How do you explain reproducible research to clients?
Most of the statistics work I do now is reproducible research - this
can offer a big advantage for clients but of course that doesn’t
necessarily mean they realise it …
Below is a text we have been pasting in at the bottom of the source
documents (and which therefore appears in the pdf’s) to explain
reproducible research. Would be very interested if anyone has any
better ideas ….
This is a reproducible research document.
This approach has the following advantages:
- making it easier for us to return to the data and analyses in the future and repeat or extend them
- making it easier for the client to do the same without having to contact us
- enabling other researchers to repeat and verify these findings themselves, even automatically if they desire.
- ensuring complete transparency of the results.

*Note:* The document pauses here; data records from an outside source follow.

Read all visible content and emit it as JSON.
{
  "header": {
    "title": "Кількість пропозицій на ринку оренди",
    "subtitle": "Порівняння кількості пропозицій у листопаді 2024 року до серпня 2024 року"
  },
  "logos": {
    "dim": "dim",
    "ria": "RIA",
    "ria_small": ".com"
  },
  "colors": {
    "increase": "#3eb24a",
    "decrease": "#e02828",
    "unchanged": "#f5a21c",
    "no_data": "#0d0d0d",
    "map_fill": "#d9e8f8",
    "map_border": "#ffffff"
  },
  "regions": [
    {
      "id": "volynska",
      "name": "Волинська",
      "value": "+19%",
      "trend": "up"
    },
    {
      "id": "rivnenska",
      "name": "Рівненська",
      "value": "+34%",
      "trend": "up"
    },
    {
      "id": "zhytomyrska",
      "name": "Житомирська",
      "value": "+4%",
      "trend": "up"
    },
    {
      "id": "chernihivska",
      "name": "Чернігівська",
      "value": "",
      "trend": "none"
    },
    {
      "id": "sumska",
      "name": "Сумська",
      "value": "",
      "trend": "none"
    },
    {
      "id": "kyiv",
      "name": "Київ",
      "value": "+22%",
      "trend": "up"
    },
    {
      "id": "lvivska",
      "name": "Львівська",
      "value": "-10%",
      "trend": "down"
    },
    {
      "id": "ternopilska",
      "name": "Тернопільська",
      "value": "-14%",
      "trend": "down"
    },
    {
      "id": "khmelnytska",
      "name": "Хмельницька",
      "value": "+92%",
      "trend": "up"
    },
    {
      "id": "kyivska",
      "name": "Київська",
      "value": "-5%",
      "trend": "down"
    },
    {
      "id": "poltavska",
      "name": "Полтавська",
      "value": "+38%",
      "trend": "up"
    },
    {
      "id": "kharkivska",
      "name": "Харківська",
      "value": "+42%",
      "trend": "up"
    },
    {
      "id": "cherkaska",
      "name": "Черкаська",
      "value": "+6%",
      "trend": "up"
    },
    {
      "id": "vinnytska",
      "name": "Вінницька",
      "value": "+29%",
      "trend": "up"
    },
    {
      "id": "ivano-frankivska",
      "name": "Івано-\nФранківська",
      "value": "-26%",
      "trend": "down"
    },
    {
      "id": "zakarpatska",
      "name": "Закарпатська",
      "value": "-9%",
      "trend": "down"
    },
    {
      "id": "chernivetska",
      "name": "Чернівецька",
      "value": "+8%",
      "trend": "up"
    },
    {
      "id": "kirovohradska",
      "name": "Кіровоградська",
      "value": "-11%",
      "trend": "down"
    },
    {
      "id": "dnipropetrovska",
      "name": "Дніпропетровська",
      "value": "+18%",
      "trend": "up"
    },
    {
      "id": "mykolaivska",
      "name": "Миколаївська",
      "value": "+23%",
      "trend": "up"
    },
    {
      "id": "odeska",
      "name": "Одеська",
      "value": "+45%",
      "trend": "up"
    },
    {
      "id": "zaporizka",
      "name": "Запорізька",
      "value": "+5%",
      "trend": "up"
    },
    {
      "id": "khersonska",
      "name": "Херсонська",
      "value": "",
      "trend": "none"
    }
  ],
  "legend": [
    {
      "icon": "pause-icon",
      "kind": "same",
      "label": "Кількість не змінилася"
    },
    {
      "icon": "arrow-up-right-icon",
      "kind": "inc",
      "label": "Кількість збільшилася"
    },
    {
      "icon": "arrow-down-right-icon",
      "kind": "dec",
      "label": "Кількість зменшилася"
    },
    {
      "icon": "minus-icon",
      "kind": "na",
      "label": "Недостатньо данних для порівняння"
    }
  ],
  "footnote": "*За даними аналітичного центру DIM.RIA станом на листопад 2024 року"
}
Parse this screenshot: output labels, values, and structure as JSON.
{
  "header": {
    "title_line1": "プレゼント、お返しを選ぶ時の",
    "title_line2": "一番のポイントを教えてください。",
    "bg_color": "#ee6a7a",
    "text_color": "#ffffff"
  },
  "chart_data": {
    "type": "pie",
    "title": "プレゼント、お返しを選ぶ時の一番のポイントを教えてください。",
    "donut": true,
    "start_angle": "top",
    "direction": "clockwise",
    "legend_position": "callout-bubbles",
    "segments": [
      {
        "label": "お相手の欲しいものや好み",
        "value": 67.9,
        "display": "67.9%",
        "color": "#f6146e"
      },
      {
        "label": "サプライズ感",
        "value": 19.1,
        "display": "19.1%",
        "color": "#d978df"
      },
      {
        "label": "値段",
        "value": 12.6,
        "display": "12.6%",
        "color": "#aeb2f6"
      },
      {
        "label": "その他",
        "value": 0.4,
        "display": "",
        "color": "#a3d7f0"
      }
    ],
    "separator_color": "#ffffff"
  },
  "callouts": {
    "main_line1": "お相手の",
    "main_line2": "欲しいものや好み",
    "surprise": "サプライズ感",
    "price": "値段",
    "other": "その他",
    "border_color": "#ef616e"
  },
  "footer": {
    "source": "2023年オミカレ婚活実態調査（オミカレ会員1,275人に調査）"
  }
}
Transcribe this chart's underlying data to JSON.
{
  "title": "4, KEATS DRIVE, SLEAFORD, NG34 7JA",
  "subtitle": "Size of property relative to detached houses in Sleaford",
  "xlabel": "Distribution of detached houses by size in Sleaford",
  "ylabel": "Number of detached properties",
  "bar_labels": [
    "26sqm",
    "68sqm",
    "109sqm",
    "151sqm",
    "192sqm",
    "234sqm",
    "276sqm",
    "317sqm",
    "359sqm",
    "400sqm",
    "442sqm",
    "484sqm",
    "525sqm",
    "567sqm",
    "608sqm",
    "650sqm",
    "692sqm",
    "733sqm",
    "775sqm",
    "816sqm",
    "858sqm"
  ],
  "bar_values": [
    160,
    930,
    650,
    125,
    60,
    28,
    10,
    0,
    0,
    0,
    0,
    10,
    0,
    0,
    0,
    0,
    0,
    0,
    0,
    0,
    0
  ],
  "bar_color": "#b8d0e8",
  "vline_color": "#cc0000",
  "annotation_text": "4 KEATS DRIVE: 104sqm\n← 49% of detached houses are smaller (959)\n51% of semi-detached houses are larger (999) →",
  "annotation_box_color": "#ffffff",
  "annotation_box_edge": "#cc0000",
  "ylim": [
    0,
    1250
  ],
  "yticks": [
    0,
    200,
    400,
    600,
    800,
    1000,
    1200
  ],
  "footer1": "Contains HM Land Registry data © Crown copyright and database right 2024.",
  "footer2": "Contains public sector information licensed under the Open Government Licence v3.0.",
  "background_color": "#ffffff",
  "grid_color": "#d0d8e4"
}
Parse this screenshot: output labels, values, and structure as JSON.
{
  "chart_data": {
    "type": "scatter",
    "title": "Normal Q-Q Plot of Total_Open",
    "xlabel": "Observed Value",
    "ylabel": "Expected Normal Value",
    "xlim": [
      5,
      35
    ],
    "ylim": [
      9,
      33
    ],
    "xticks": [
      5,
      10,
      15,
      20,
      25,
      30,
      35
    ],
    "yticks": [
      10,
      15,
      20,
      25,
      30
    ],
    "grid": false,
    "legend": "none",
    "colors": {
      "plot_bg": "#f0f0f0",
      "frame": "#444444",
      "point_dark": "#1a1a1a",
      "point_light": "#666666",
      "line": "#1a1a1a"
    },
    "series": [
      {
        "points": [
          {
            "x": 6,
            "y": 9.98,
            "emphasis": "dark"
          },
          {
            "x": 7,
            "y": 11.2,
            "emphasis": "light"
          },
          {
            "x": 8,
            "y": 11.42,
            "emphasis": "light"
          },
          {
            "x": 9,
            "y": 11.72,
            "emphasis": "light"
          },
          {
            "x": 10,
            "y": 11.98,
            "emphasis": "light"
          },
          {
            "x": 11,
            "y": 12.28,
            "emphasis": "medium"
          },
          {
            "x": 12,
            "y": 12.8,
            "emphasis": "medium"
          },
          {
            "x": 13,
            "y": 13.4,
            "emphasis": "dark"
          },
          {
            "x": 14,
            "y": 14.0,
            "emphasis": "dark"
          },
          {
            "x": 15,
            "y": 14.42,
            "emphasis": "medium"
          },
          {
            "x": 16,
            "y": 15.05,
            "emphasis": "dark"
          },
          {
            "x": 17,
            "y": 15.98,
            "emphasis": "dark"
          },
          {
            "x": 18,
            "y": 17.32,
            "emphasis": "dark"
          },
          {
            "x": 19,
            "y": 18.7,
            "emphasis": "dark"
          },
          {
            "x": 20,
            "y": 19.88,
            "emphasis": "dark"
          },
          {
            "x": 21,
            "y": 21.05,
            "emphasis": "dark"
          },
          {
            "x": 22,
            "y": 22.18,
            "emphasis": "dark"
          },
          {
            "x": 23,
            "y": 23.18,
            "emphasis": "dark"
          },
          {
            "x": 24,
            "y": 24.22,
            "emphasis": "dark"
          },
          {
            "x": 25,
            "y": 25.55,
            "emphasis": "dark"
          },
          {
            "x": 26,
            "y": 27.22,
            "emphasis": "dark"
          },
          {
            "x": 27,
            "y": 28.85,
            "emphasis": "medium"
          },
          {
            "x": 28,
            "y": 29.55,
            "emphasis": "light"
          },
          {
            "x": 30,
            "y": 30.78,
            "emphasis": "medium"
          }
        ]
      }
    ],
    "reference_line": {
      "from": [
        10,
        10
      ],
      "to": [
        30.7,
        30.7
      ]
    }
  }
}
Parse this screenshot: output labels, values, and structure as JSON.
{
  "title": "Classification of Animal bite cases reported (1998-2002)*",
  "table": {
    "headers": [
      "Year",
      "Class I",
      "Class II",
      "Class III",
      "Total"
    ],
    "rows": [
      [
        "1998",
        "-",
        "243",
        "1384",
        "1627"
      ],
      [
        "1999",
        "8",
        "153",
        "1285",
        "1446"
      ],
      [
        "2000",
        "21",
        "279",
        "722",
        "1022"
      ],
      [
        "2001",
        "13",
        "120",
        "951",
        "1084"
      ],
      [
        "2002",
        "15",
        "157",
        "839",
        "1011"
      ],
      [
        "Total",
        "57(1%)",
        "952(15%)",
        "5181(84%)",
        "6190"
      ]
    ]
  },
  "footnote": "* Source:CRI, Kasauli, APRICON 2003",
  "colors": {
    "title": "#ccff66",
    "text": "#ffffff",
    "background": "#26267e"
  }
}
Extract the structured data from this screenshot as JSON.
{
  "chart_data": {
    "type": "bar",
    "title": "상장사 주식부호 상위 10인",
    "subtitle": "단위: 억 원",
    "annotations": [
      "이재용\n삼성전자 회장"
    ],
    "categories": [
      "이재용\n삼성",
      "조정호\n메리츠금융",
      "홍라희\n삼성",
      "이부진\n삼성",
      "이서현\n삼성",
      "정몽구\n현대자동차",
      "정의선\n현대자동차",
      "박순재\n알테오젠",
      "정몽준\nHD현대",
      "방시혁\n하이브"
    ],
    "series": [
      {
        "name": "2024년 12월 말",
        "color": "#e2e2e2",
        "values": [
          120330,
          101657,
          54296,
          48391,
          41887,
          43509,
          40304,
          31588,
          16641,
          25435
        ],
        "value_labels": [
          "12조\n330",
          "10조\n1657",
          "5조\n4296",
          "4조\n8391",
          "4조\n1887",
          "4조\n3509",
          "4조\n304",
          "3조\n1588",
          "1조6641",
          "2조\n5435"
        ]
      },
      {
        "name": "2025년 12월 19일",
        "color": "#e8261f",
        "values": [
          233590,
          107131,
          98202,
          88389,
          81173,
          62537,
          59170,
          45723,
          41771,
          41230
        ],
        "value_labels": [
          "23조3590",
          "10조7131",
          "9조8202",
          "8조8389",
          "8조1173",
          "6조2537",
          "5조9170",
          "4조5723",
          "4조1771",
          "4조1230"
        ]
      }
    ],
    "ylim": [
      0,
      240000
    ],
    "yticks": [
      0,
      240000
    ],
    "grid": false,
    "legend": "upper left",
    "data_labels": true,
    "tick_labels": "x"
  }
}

Concretely, this means that the original SPSS and other data files
will not be changed at all. All recoding, data cleaning, omission of
cases etc is carried out in syntax. In fact this report document
itself — tables, graphics, statistics mentioned within the text are
produced entirely by the following procedure: A word processing
document (“source file”) is prepared which is essentially the final
report complete with introduction, chapter headings, commentary etc
together with blocks of syntax where statistical results are required
- in particular tables, and graphics and inline results. A single
syntax file is run which takes the source file and creates a second
document, the present report, which is identical to the source file
except that the blocks of syntax are replaced by the results of the
syntax (tables, graphics, etc.).
So there is neither any
cutting-and-pasting or editing of data in the data files and nor is
there, for example, any manual editing of table data or graphics. So
at each point in this report at which data preparation is discussed,
the interested reader will find the corresponding syntax at the
corresponding point in the source file which actually conducts the
corresponding data preparation. And at each point in this report at
which tables, graphics etc are displayed, the interested reader will
find the syntax at the corresponding point in the source file which
actually constructs those tables and graphics. So the source document
and datasets can be made available to third parties who can then
repeat these calculations, see exactly how they are arrived and, and
can extend the analyses at will.
Unfortunately, to the best of our knowledge the statistics program
most familiar to social scientists, SPSS, does not fulfill all of
these requirements, in particular it cannot produce a complete report
automatically. So the work will be carried out using the open-source statistics program R. But intermediate
datasets in SPSS format including all recoded and calculated variables
can be provided additionally, so that as much as possible of the above
can also be accomplished with SPSS.